For the first time in 108 years, the Chicago Cubs have won the World Series, beating the Cleveland Indians in a dramatic game seven on Wednesday night.
The dramatic series between the two teams with the longest championship droughts—the Indians haven’t won since 1948—came to a fitting end in the rubber game, which went into extra innings and was delayed for rain at the end of the ninth. Cleveland came back from a three-run deficit in the bottom of the eighth inning thanks to a two-run homer from Rajai Davis off of Cubs’ star closer Aroldis Chapman, to send the game into extra innings. An RBI double from series MVP Ben Zobrist and a base hit from Miguel Montero made it 8-6 in the top of the tenth, and the Indians could only recover one run in the bottom half. Chapman got the win for Chicago and reliever Bryan Shaw took the loss for Cleveland.
Cubs fans have waited generations for this moment. Many baseball fans credit the prolonged drought to the Curse of the Billy Goat, a superstition that supposedly took effect in 1945 when William Sianis, owner of the Billy Goat Tavern in Chicago, brought his pet goat to a game at Wrigley Field during the ’45 Series. He was kicked out of the stadium because the odor of his goat was bothering the other fans. The outraged Sianis declared, “Them Cubs, they ain’t gonna win no more.” Sianis’s family also claims that he sent a telegram to then-team owner Philip K. Wrigley saying, “You are going to lose this World Series and you are never going to win another World Series again. You are never going to win a World Series again because you insulted my goat.”
And they didn’t. The Cubs lost the Series in ’45 to the Detroit Tigers and did not appear in the championship again until this year.
While the Curse of the Billy Goat is the most well-known explanation for the Cubs’ continued failures, other alleged curses have sprung up over the years. During the 1969 season in a critical late-season game against the New York Mets, a black cat walked past a Cubs player in the on deck circle and stared into the Cubs dugout. The Cubs, who had been in first place all season, went on to lose 18 of their last 27 games and failed to make the playoffs. The Mets, on the other hand, won the World Series that year.

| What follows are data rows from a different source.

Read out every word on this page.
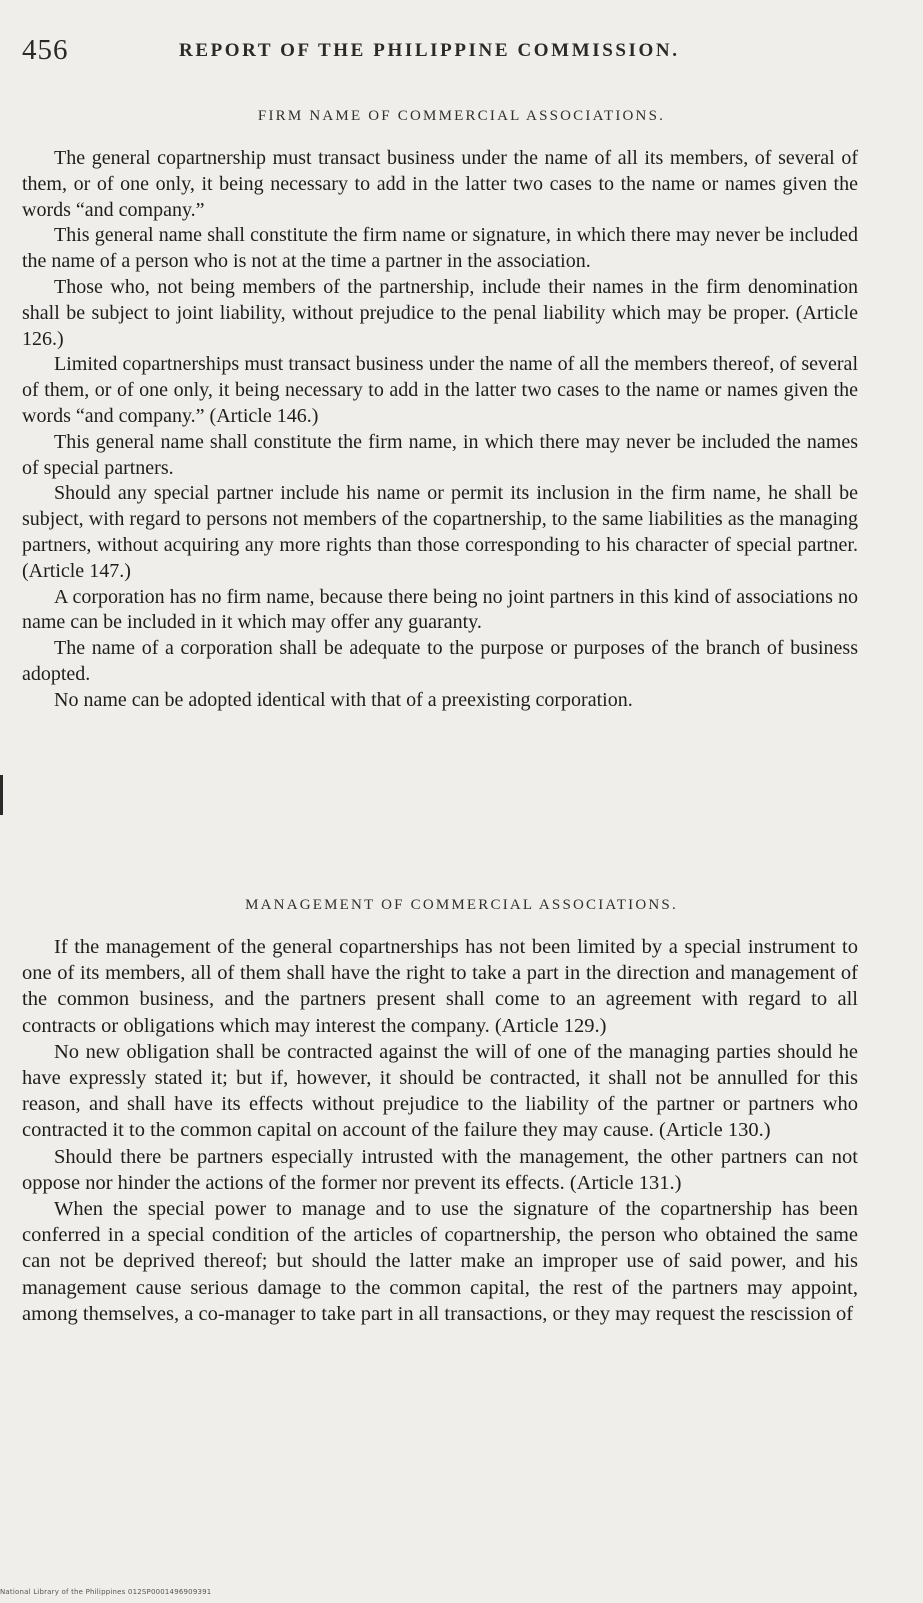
456	REPORT OF THE PHILIPPINE COMMISSION.
FIRM NAME OF COMMERCIAL ASSOCIATIONS.

The general copartnership must transact business under the name of all its members, of several of them, or of one only, it being necessary to add in the latter two cases to the name or names given the words “and company.”

This general name shall constitute the firm name or signature, in which there may never be included the name of a person who is not at the time a partner in the association.

Those who, not being members of the partnership, include their names in the firm denomination shall be subject to joint liability, without prejudice to the penal liability which may be proper. (Article 126.)

Limited copartnerships must transact business under the name of all the members thereof, of several of them, or of one only, it being necessary to add in the latter two cases to the name or names given the words “and company.” (Article 146.)

This general name shall constitute the firm name, in which there may never be included the names of special partners.

Should any special partner include his name or permit its inclusion in the firm name, he shall be subject, with regard to persons not members of the copartnership, to the same liabilities as the managing partners, without acquiring any more rights than those corresponding to his character of special partner. (Article 147.)

A corporation has no firm name, because there being no joint partners in this kind of associations no name can be included in it which may offer any guaranty.

The name of a corporation shall be adequate to the purpose or purposes of the branch of business adopted.

No name can be adopted identical with that of a preexisting corporation.

MANAGEMENT OF COMMERCIAL ASSOCIATIONS.

If the management of the general copartnerships has not been limited by a special instrument to one of its members, all of them shall have the right to take a part in the direction and management of the common business, and the partners present shall come to an agreement with regard to all contracts or obligations which may interest the company. (Article 129.)

No new obligation shall be contracted against the will of one of the managing parties should he have expressly stated it; but if, however, it should be contracted, it shall not be annulled for this reason, and shall have its effects without prejudice to the liability of the partner or partners who contracted it to the common capital on account of the failure they may cause. (Article 130.)

Should there be partners especially intrusted with the management, the other partners can not oppose nor hinder the actions of the former nor prevent its effects. (Article 131.)

When the special power to manage and to use the signature of the copartnership has been conferred in a special condition of the articles of copartnership, the person who obtained the same can not be deprived thereof; but should the latter make an improper use of said power, and his management cause serious damage to the common capital, the rest of the partners may appoint, among themselves, a co-manager to take part in all transactions, or they may request the rescission of

National Library of the Philippines 012SP0001496909391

In 1986, former Cub Bill Buckner was playing for the Boston Red Sox in the World Series against, again, the New York Mets. The Sox, who were also a “cursed” franchise, led the Mets three games to two when Buckner let a ball pass between his legs at first base, allowing the Mets to score the winning run in the tenth and, ultimately, win the series. Buckner was wearing a Cubs batting glove under his glove at the time that he committed the error.
In 2003, the Cubs faced the Florida Marlins in the NLCS. Up three games to two in game six, Chicago had a three-run lead in the eighth inning. Marlin batter Luis Castillo fouled off a pitch, which fan Steve Bartman attempted to catch in the stands. He deflected the ball and kept Cubs outfielder Moises Alou from catching it for the second out of the inning. The Marlins went on to score eight runs in the inning, win the game, the NLCS, and the World Series.
Attempts to break the curse had been fruitless until this year. Sianis himself tried to lift the curse before his death in 1970 and his nephew brought a goat to Wrigley Field several times in hopes of breaking the curse. In 2003, a group of fans brought a goat to a Houston Astros home game against the Cubs. They were denied entrance to the stadium and read a verse in the parking lot, declaring that the curse was reversed. The Cubs did win the division that year, but lost the NLCS in part because of the Bartman incident.
The following February, the Bartman ball was electrocuted in a Chicago restaurant and in 2007, a butchered goat was hung from a statue of Cubs announcer Harry Caray. The Cubs won their division in 2007 and 2008, but were swept in the first round of the playoffs.
Fans have repeatedly brought in priests to the stadium and the dugout to bless the team, but to little avail. Various humanitarian efforts were raised to break the curse, like the non-profit Reverse the Curse, which provides goats to families in developing countries in order to break the “curses” that affect impoverished children and families worldwide.
But in a turn of events that is as American as baseball itself, it was simply being the best that lifted the Cubs to victory. The team had the most regular season wins in the Majors at 103, the best ERA in the National League, and the second most runs scored in the NL. The next closest team in the NL Central (the St. Louis Cardinals) finished the season a full 17.5 games back. But it wouldn’t be American sports without a little drama along the way—108 years of drama, to be exact.